Ender’s Game by Orson Scott Card (1985)
Ender’s Game is set in a world that has been united in a battle against the alien “Bugger” race. Nine-year-old Ender Wiggins is monitored and then selected for training at command school, where he eventually becomes leader of the Earth’s spacefleet and exterminates the entire Bugger species. Orson Scott Card’s science fiction novel, which has been taught in schools across the country, is a mesmerizing study of gifted children corrupted by their teachers — and a diversely beloved cult favorite. It’s at once a philosophical inquiry into moral responsibility and a thrilling shoot-em-up in zero gravity. The novel won the two most prestigious awards in science fiction (the Hugo and Nebula), and is a (sometimes clandestine) favorite among all serious lovers of literature.
A Heartbreaking Work of Staggering Genius by Dave Eggers (2000)
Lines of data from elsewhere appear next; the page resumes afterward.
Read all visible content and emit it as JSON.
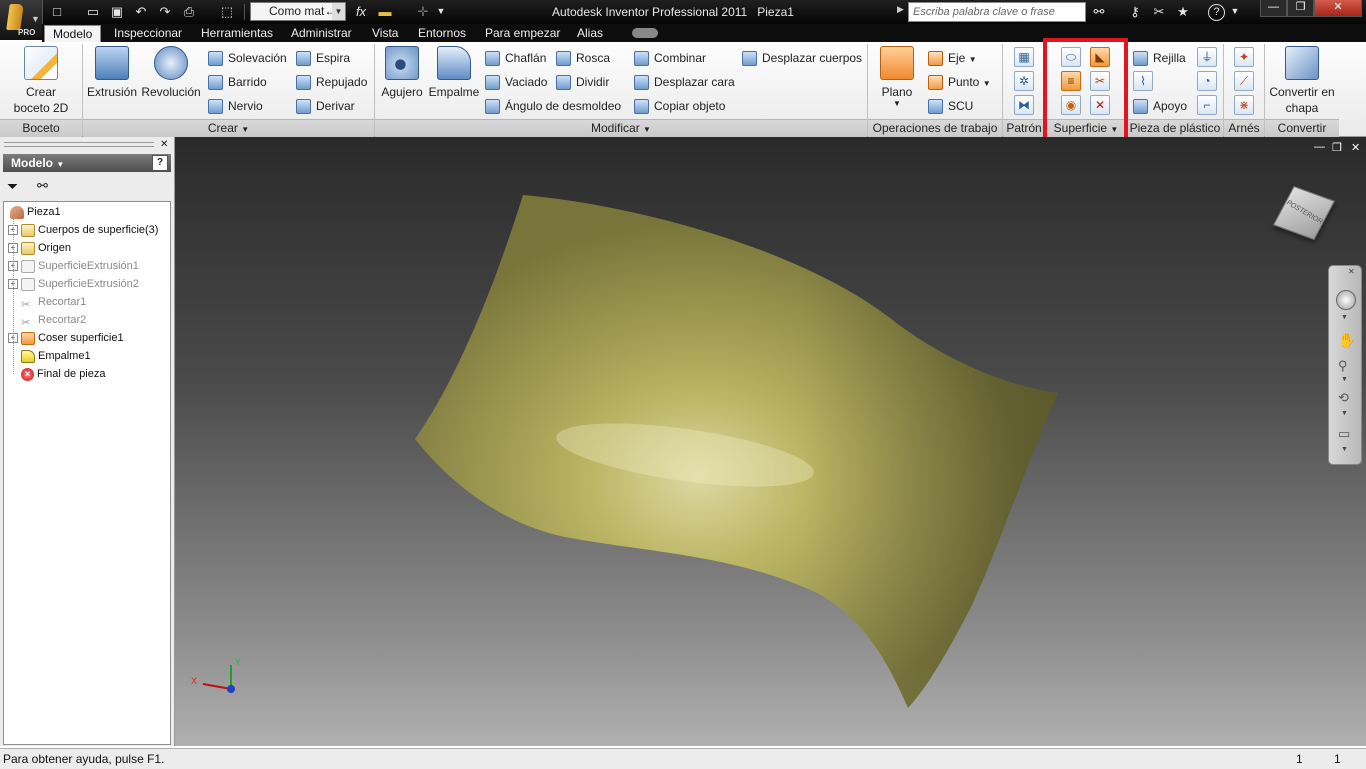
{
  "window": {
    "app_name": "Autodesk Inventor Professional 2011",
    "document_name": "Pieza1",
    "app_edition": "PRO"
  },
  "quick_access": {
    "material_value": "Como mat←",
    "fx_label": "fx"
  },
  "search": {
    "placeholder": "Escriba palabra clave o frase"
  },
  "tabs": [
    {
      "label": "Modelo",
      "active": true
    },
    {
      "label": "Inspeccionar"
    },
    {
      "label": "Herramientas"
    },
    {
      "label": "Administrar"
    },
    {
      "label": "Vista"
    },
    {
      "label": "Entornos"
    },
    {
      "label": "Para empezar"
    },
    {
      "label": "Alias"
    }
  ],
  "ribbon": {
    "boceto": {
      "panel": "Boceto",
      "create_sketch_line1": "Crear",
      "create_sketch_line2": "boceto 2D"
    },
    "crear": {
      "panel": "Crear",
      "extrusion": "Extrusión",
      "revolucion": "Revolución",
      "solevacion": "Solevación",
      "barrido": "Barrido",
      "nervio": "Nervio",
      "espira": "Espira",
      "repujado": "Repujado",
      "derivar": "Derivar"
    },
    "modificar": {
      "panel": "Modificar",
      "agujero": "Agujero",
      "empalme": "Empalme",
      "chaflan": "Chaflán",
      "vaciado": "Vaciado",
      "desmoldeo": "Ángulo de desmoldeo",
      "rosca": "Rosca",
      "dividir": "Dividir",
      "combinar": "Combinar",
      "desplazar_cara": "Desplazar cara",
      "copiar_objeto": "Copiar objeto",
      "desplazar_cuerpos": "Desplazar cuerpos"
    },
    "trabajo": {
      "panel": "Operaciones de trabajo",
      "plano": "Plano",
      "eje": "Eje",
      "punto": "Punto",
      "scu": "SCU"
    },
    "patron": {
      "panel": "Patrón"
    },
    "superficie": {
      "panel": "Superficie"
    },
    "plastico": {
      "panel": "Pieza de plástico",
      "rejilla": "Rejilla",
      "apoyo": "Apoyo"
    },
    "arnes": {
      "panel": "Arnés"
    },
    "convertir": {
      "panel": "Convertir",
      "line1": "Convertir en",
      "line2": "chapa"
    }
  },
  "browser": {
    "title": "Modelo",
    "items": [
      {
        "label": "Pieza1",
        "icon": "part-icon",
        "expander": false,
        "dim": false,
        "level": 0
      },
      {
        "label": "Cuerpos de superficie(3)",
        "icon": "folder-icon",
        "expander": true,
        "dim": false,
        "level": 1
      },
      {
        "label": "Origen",
        "icon": "folder-icon",
        "expander": true,
        "dim": false,
        "level": 1
      },
      {
        "label": "SuperficieExtrusión1",
        "icon": "surface-extrusion-icon",
        "expander": true,
        "dim": true,
        "level": 1
      },
      {
        "label": "SuperficieExtrusión2",
        "icon": "surface-extrusion-icon",
        "expander": true,
        "dim": true,
        "level": 1
      },
      {
        "label": "Recortar1",
        "icon": "trim-icon",
        "expander": false,
        "dim": true,
        "level": 1
      },
      {
        "label": "Recortar2",
        "icon": "trim-icon",
        "expander": false,
        "dim": true,
        "level": 1
      },
      {
        "label": "Coser superficie1",
        "icon": "stitch-icon",
        "expander": true,
        "dim": false,
        "level": 1
      },
      {
        "label": "Empalme1",
        "icon": "fillet-icon",
        "expander": false,
        "dim": false,
        "level": 1
      },
      {
        "label": "Final de pieza",
        "icon": "end-of-part-icon",
        "expander": false,
        "dim": false,
        "level": 1
      }
    ]
  },
  "viewport": {
    "viewcube_label": "POSTERIOR",
    "triad": {
      "x": "X",
      "y": "Y",
      "z": "Z"
    }
  },
  "status": {
    "help_text": "Para obtener ayuda, pulse F1.",
    "count_a": "1",
    "count_b": "1"
  },
  "colors": {
    "surface": "#b9b255",
    "highlight": "#e2141f",
    "title_bar": "#0e0e0e"
  }
}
Dave Eggers’ memoir follows the 21-year-old author trying his best to raise his 7-year-old brother. It’s a story about growing up, coping with the loss of both parents to cancer, trying to make a mark in the world, and properly rearing a kid, all at the same time. Eggers delivers rueful self-criticism, introspective and apologetic narration, and a punctilious lambasting of pop culture’s trappings. Although A Heartbreaking Work of Staggering Genius remains somewhat divisive among lit snobs, Eggers’ subsequent development of unique writing forums and effective youth tutoring programs has made an indelible impression.